Pakistan Stock Exchange’s benchmark KSE-100 index has been termed Asia’s best performing market, outperforming Asian peers with a 27 per cent surge in dollar terms this year.

Bloomberg, in a report, said, “The case for more gains is strengthening on the back of one of the cheapest valuations in Asia and the budget laying the groundwork to secure a new loan from the International Monetary Fund [IMF].

“A stable rupee and easing inflation boosting the prospect for rate cuts are other positives,” it added.

The report quoted Topline Securities as saying that the benchmark index was likely “to further extend gains by 10pc by year-end”.

Regarding valuations, the report said that despite trading at a record high, the index remained cheap; at one-year forward earnings-based valuation of 3.8x — a 50pc discount to its lifetime average.

However, Bloomberg Economics noted that the country’s stock market remained exposed to political instability given the weak mandate of the current coalition government led by PML-N’s Prime Minister Shehbaz Sharif, adding that the its main ally — Pakistan Peoples Party — could “easily walk away in the event of a public backlash to austerity measures taken to fulfill the IMF’s conditions”, which could be enough to “topple the government”.

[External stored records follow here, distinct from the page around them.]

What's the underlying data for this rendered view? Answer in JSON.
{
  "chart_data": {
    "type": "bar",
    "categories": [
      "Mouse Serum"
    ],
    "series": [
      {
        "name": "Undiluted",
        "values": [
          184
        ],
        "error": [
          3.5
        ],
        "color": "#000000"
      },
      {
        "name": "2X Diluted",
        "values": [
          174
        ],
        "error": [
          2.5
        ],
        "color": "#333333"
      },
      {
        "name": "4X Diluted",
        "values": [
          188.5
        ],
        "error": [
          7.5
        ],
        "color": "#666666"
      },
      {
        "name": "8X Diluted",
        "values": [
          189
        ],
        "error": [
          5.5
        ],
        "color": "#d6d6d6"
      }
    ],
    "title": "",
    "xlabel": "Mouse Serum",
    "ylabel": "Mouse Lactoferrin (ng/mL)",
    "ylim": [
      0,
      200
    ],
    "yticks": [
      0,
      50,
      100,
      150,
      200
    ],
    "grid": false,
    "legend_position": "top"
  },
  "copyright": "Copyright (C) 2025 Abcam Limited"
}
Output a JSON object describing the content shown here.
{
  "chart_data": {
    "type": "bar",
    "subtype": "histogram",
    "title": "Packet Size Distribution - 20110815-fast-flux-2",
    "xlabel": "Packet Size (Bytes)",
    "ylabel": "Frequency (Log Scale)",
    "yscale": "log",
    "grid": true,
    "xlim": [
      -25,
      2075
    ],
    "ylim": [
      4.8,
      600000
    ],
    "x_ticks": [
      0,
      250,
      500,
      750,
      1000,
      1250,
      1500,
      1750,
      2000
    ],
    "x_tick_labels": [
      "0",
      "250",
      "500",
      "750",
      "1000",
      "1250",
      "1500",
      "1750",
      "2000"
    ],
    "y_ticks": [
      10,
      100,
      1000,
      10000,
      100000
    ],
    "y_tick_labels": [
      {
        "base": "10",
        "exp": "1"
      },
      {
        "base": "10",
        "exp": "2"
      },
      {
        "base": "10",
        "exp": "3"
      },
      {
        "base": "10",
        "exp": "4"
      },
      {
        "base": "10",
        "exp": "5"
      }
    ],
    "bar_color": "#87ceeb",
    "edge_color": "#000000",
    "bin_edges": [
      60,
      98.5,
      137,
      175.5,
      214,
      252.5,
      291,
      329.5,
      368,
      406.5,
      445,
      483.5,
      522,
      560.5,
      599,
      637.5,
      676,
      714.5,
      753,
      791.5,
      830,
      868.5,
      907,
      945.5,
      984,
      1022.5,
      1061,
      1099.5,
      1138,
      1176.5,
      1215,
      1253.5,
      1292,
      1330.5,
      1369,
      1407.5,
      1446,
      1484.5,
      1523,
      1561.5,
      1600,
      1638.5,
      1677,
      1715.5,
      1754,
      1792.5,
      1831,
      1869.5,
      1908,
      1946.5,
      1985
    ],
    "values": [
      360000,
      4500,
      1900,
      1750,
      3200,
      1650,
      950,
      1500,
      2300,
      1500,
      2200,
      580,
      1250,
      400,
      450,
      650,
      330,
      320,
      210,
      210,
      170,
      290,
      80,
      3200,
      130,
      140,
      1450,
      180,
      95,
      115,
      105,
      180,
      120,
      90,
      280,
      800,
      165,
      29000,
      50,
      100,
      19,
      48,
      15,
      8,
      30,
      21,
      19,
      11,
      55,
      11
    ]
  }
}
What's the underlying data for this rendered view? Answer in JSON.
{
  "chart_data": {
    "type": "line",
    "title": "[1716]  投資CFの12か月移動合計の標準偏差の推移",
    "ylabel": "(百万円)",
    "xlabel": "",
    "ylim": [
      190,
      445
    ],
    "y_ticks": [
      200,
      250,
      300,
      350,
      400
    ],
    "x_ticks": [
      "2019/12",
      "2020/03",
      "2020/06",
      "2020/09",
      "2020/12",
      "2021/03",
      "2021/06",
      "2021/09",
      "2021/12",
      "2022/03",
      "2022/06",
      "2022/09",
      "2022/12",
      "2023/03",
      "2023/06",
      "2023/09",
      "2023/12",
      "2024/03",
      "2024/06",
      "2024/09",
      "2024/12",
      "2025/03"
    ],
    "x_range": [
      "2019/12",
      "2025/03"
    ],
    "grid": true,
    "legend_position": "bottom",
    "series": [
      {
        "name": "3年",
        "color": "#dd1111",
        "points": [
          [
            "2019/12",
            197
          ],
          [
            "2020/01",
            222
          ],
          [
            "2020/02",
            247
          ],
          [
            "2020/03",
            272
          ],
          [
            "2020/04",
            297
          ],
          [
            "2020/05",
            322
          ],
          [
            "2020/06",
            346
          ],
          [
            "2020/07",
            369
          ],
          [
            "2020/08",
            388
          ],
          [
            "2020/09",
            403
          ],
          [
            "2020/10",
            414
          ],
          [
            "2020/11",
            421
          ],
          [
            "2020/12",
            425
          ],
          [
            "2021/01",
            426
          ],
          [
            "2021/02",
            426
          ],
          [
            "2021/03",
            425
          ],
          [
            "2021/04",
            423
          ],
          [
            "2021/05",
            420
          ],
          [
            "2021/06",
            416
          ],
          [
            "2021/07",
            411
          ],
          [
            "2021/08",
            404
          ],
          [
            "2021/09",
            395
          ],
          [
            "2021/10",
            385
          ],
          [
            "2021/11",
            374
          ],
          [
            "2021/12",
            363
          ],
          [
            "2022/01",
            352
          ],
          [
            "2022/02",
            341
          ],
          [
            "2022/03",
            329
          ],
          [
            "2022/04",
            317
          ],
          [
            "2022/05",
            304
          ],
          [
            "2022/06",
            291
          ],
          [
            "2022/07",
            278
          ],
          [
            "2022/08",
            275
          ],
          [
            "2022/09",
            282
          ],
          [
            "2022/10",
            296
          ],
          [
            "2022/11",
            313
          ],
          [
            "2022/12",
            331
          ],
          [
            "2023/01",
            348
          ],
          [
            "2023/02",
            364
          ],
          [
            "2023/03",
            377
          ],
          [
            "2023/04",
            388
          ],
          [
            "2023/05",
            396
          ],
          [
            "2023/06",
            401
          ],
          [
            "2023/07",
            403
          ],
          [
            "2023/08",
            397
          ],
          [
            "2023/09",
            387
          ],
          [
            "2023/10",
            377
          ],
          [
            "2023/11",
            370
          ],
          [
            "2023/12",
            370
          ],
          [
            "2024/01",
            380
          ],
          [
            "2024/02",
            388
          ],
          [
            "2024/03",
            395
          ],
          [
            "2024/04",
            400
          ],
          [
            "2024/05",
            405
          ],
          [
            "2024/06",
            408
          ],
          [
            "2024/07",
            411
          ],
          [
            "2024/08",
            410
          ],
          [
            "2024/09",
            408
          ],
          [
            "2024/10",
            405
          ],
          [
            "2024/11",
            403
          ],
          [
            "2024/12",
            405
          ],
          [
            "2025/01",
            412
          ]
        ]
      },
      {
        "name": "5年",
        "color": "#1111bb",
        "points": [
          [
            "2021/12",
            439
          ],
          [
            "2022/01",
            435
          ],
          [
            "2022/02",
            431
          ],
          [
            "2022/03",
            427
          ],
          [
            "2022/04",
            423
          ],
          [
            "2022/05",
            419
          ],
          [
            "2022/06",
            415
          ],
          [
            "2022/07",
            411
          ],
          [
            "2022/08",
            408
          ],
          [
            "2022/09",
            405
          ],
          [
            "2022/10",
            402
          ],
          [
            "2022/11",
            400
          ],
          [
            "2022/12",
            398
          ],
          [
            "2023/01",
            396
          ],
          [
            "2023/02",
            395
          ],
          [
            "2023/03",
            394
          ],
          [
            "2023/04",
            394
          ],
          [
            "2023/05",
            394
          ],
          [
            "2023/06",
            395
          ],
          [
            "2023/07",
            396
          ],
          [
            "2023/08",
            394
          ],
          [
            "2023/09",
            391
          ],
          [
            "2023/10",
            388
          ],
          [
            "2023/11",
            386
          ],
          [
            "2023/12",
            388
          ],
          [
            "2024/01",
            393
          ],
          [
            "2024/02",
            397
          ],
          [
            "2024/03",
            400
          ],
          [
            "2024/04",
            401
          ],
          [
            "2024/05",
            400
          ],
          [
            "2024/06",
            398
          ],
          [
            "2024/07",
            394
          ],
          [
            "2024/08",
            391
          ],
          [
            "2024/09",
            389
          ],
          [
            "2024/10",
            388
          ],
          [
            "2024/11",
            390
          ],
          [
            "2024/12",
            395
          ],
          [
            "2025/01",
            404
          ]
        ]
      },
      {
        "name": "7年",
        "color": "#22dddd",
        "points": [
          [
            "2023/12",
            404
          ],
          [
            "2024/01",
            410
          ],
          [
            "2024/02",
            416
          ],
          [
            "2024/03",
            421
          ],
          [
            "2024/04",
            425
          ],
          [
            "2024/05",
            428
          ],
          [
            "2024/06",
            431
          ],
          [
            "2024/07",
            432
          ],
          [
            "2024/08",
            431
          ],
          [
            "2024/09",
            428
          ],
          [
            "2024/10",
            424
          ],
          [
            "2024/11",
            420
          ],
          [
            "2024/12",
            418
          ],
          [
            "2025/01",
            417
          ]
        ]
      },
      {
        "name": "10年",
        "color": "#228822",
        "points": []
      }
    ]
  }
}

Previously, the country raised taxes on industries such as cement, automobile and steel aligned with the IMF conditions.

“The IMF programme is critical for the country to help meet its debt payments of about $24 billion in the next fiscal year,” the report said.

Meanwhile, the benchmark index’s “14-day relative strength” index surpassed the 70,000 level on Thursday. Bloomberg added that “that is typically seen as representing overbought levels, raising the prospect of a correction”.